養老孟司『バカの壁』を見ていたらやっぱりそうか、という記述があった。

脳化社会である都市から、無意識=自然が除外されたのと同様に、その都市で暮らす人間の頭からも無意識がどんどん除外されていっている。しかし人間、三分の一は寝ている。だから、己の最低限三分の一は無意識なのです。その人生の三分の一を占めいているパートについては、きちんと考慮してやらなきゃいけない。 無意識の状態でだって身体はちゃんと動いています。心臓も動いているし、遺伝子が細胞を複製してどんどん増えて、いろんなことをやっているわけです。 それもあなたの人生だ、ということなのです。が、おそらく近代人というのは、それを自分の人生だとは夢にも思っていない。それは単に寝て休んでいるだけなのだと思っているわけです。人生から外して考えています。実はこれが、残りの起きている時間をおかしくしてしまう原因なのです。

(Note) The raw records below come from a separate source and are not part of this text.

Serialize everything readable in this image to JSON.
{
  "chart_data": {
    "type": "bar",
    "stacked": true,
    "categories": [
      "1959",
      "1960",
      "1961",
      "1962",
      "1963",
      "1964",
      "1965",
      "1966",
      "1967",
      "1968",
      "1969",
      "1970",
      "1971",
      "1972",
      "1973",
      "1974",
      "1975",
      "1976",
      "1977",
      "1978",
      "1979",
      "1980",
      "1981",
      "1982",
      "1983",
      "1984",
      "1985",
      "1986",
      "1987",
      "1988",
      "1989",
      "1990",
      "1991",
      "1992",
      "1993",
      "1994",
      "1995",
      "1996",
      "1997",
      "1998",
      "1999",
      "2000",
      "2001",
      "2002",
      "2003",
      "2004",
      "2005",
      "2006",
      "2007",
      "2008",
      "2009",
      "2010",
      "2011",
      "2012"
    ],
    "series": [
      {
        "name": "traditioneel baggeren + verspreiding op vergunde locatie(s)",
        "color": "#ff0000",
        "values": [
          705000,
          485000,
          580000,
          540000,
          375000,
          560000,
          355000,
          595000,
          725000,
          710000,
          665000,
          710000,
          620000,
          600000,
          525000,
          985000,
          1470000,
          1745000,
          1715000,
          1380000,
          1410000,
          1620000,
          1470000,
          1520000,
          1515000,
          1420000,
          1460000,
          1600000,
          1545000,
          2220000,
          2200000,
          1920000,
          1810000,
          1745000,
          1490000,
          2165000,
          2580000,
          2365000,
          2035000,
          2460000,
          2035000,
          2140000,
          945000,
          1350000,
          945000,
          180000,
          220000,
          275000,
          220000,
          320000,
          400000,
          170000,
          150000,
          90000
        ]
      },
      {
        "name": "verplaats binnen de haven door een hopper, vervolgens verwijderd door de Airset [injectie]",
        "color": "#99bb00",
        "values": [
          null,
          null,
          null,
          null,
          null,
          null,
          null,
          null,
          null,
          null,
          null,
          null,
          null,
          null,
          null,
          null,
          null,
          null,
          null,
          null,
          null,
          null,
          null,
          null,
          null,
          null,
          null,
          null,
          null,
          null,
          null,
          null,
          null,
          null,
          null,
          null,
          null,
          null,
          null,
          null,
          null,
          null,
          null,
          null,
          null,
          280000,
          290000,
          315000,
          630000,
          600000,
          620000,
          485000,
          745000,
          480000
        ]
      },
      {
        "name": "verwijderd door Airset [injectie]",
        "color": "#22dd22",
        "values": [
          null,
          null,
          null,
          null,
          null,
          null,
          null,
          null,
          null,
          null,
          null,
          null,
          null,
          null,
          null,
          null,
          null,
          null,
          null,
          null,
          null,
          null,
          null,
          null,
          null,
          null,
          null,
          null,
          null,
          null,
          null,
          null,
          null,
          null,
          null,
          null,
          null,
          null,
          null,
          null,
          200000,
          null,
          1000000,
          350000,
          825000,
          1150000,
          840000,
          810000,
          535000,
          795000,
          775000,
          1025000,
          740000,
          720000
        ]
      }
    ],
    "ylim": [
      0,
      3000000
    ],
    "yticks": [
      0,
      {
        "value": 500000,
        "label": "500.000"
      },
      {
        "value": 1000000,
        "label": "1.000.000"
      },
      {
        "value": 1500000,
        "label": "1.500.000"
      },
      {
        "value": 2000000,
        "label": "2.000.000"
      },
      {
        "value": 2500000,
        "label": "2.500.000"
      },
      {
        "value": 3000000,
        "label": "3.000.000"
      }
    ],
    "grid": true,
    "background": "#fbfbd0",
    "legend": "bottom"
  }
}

(p.119)

オレは睡眠時間を勿体無いと考えてしまうところがあって、全く持ってやりたいことが終わっていないのに眠気に襲われることが恨めしい。たまにぶっ続けでほぼ一日パソコンの前にいると言うような無理なことをするから「身体からの反乱」、というわけなのかもしれない。「身体からの反乱」と言えば先日ある御仁とお話していて言われたこと。「人間なんて特別だと思ってても所詮は動物なんだから。野菜が不足してるとか、そんなことからうつになるんじゃないかしら。人間は脳から身体の各部に指令を送っている中央集権体制だと思いがちだけど、実際は意外と地方分権だったりするんじゃないかって。NHKの爆問からの受け売りなんだけど。」えぇえぇ、朝日を浴びたり、きちんとした食事を摂ったり、大事ですよね。やっぱり。リズムを作ることが脳内のセロトニン分泌を促すことにもなるそうだし。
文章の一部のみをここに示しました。